While ageism is often considered from the perspective of prejudice against older people, ageism can be directed at younger people, too. Often, this takes the form of condescending language, negative views of young peoples’ attitudes, opinions, conduct, and style, or negative stereotypes of younger generations. For example, millennials (and other young people) are often said to be “entitled,” “lazy,” “narcissistic,” “disrespectful,” paradoxically both uninterested in societal issues and too “woke,” and so on.

Forms of ageism in language

Sometimes, ageist language is easy to identify. There are many obvious terms that are considered insulting or belittling when used to refer to older people—though, of course, some older people may use them themselves in a self-deprecating way. Some of these terms include:

  • old fogey
  • old man/old woman
  • geezer
  • dinosaur
  • fossil
  • senile
  • gramps
  • granny
  • grandpa/grandma

In slang, the terms “the olds” or “an old” are used to refer to older people/an older person. While generally meant to be playful, these terms can be considered petty or worse—insensitive— if used to refer to what we consider to be older people. However, these terms can also be used ironically to refer to anyone who is older than the speaker, such as a person’s parents or older siblings.

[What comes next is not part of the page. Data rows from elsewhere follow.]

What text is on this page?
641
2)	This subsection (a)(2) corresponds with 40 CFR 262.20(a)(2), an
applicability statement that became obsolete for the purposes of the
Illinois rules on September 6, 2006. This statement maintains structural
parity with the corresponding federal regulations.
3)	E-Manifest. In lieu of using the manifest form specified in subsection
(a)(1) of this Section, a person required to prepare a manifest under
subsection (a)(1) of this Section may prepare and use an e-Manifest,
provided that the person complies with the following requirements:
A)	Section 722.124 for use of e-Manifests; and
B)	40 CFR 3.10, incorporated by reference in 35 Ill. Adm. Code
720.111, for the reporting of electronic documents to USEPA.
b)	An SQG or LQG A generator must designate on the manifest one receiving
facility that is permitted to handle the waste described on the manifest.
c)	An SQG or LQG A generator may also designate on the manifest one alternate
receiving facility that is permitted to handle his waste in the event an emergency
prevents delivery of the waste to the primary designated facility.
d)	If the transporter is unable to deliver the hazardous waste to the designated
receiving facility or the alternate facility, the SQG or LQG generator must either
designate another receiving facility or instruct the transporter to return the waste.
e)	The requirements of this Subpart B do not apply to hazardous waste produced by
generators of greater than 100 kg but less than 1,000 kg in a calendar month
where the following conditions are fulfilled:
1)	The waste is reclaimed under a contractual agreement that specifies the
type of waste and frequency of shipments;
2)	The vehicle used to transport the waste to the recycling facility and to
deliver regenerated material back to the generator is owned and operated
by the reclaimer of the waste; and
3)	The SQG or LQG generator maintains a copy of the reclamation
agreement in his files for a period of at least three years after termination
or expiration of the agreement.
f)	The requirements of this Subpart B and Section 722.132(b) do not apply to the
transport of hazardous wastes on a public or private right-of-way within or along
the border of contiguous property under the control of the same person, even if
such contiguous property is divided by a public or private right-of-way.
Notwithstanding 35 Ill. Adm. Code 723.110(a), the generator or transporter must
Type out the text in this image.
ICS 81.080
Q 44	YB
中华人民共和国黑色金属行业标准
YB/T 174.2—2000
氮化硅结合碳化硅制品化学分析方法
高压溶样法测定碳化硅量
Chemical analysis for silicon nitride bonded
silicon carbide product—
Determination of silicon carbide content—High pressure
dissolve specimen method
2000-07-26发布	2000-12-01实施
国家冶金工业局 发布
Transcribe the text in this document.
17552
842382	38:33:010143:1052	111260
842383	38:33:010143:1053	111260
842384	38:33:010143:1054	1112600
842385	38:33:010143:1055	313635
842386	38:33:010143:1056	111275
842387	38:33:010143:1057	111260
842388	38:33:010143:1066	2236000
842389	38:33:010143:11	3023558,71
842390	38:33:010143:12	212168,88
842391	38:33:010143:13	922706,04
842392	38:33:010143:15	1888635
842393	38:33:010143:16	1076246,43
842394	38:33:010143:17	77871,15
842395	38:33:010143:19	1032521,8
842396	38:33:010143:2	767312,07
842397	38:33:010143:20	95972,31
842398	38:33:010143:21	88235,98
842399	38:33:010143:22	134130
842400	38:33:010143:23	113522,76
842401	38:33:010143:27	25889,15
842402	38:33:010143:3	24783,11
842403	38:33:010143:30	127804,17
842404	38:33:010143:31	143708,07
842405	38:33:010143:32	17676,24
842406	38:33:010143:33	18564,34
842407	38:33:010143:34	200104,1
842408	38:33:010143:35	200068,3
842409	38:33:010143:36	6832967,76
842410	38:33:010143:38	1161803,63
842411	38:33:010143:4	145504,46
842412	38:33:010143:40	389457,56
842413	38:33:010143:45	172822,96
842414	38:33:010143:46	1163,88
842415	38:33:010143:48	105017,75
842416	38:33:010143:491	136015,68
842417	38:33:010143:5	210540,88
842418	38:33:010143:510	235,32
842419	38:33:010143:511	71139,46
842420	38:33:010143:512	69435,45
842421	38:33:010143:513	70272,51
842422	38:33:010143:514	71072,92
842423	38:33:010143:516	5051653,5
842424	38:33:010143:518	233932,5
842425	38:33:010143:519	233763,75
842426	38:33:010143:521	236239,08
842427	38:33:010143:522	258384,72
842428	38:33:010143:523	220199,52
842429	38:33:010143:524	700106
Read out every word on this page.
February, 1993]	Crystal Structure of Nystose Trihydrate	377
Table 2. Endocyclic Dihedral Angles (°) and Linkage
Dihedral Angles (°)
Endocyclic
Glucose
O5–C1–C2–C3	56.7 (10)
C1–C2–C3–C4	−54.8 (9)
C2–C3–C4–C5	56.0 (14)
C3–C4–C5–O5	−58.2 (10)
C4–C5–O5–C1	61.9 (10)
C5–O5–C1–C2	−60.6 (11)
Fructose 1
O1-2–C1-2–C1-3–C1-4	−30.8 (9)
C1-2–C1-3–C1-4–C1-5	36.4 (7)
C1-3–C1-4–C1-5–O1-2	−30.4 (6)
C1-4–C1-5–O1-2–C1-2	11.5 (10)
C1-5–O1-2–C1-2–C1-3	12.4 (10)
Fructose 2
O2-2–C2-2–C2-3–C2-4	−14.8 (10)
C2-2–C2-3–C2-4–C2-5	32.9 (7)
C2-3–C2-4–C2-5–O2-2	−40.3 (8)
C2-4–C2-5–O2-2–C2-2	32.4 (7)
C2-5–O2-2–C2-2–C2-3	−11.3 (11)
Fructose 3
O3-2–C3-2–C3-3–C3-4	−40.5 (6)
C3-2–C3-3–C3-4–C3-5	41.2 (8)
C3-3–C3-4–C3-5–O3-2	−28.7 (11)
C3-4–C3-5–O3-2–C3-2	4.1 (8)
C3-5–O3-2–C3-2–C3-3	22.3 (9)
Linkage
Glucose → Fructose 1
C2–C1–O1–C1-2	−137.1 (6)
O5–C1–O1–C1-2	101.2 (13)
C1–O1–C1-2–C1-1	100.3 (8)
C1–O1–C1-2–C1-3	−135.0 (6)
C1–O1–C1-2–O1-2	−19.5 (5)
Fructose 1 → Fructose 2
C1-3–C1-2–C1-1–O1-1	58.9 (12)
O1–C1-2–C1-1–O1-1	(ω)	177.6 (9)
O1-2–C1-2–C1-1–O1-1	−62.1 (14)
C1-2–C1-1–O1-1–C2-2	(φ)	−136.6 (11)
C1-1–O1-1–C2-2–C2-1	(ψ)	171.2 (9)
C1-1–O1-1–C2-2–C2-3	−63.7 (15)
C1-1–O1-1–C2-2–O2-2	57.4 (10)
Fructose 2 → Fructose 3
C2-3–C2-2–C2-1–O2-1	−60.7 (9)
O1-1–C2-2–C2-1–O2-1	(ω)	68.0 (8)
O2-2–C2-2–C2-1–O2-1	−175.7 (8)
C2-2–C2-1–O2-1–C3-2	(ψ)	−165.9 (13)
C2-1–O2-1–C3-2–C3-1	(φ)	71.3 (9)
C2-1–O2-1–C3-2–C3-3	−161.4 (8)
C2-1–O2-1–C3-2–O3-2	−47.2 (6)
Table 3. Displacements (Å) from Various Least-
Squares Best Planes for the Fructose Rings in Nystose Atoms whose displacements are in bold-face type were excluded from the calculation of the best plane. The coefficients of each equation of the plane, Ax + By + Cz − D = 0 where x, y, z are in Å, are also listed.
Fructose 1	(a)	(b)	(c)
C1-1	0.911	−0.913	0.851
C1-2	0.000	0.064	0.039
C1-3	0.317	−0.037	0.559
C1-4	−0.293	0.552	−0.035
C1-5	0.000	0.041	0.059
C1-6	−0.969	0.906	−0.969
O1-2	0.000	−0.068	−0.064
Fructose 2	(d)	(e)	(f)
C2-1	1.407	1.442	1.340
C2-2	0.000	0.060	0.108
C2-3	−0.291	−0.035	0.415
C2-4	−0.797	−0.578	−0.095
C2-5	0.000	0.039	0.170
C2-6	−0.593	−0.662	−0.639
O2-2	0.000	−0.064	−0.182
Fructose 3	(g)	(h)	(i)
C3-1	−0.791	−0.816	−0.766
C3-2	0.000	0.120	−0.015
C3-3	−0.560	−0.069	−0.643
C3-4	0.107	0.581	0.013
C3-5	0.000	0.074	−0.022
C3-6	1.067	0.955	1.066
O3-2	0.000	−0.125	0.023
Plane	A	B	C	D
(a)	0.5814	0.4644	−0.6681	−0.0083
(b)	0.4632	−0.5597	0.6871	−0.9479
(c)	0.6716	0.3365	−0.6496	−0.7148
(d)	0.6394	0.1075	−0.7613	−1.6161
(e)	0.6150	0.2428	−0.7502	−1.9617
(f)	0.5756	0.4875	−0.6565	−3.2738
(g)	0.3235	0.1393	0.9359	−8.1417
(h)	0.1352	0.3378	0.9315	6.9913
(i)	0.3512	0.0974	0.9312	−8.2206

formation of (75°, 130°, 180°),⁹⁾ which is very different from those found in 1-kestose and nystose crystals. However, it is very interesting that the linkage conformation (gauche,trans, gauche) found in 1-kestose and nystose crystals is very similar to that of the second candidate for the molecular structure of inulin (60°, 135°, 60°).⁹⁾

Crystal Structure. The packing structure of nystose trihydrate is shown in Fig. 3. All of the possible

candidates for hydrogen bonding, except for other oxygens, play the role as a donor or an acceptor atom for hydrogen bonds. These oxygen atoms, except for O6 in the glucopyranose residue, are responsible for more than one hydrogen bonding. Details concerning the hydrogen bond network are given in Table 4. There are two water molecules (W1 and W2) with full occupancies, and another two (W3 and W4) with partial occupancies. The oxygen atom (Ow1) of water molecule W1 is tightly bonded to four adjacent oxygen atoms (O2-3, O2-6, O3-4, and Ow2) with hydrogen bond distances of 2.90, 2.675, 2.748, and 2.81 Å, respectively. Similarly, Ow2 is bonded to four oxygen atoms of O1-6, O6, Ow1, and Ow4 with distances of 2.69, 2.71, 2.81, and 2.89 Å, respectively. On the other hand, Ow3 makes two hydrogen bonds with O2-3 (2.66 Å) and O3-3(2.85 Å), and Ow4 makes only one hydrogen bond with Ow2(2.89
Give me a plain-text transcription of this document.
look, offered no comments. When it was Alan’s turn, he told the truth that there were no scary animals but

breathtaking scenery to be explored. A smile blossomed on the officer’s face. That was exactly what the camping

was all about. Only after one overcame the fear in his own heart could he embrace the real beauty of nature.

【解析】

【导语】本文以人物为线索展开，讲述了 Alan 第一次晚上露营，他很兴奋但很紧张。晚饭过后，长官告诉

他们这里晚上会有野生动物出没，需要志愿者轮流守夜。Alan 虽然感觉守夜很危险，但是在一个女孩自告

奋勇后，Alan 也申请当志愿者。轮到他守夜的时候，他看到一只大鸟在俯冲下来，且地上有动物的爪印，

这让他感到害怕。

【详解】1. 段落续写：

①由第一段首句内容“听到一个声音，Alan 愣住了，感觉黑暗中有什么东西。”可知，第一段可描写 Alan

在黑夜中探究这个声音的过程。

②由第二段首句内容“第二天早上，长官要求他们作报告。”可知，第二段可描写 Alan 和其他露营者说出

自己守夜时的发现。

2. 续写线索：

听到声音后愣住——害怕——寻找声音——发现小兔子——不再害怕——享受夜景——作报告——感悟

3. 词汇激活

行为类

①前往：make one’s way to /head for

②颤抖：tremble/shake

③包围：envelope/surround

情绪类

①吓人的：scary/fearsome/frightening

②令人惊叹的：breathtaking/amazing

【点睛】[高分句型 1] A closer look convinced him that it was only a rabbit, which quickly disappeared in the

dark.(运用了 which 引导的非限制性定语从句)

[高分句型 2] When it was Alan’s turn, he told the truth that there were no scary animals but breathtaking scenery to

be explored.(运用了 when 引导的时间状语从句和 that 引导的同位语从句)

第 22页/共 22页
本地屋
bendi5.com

For more context on the history and origin of these terms, we’ve provided links in this section and throughout—but we are not condoning the insulting usage.

Medical language

In general, it is considered ageist to use language that implies medical illness, dependency, or disability when referring to older people. This includes language such as:

  • old folks’ home
  • facility
  • unit
  • institution
  • patient
  • ward
  • geriatric (in a non-medical setting)

The above words are considered ageist because they are often used to imply that all older people need medical assistance or support, which is obviously untrue. Instead, you can use more acceptable words to refer to buildings or neighborhoods with large numbers of older people living in them, such as community, apartments, residence, senior living (if the community itself uses this term), or assisted living (a term that could refer to all age groups).

Euphemisms

Some of the terms that can be considered insensitive—if not just cliche or disrespectful—are euphemisms, or mild, indirect, or vague expressions that substitute for another thought to be offensive, harsh, or blunt. In this case, the euphemisms don’t directly refer to a person’s age but mean a person is of old age. These include:

  • over the hill
  • golden years
  • past one’s prime
  • senior citizen

Other terms can be considered insensitive because they imply that it is abnormal for an older person to be energetic or in good physical shape:

  • spry
  • zesty
  • feisty
  • active
  • spirited
  • full of life

And more generally speaking, euphemisms can take on pejorative qualities of the terms they originally replaced.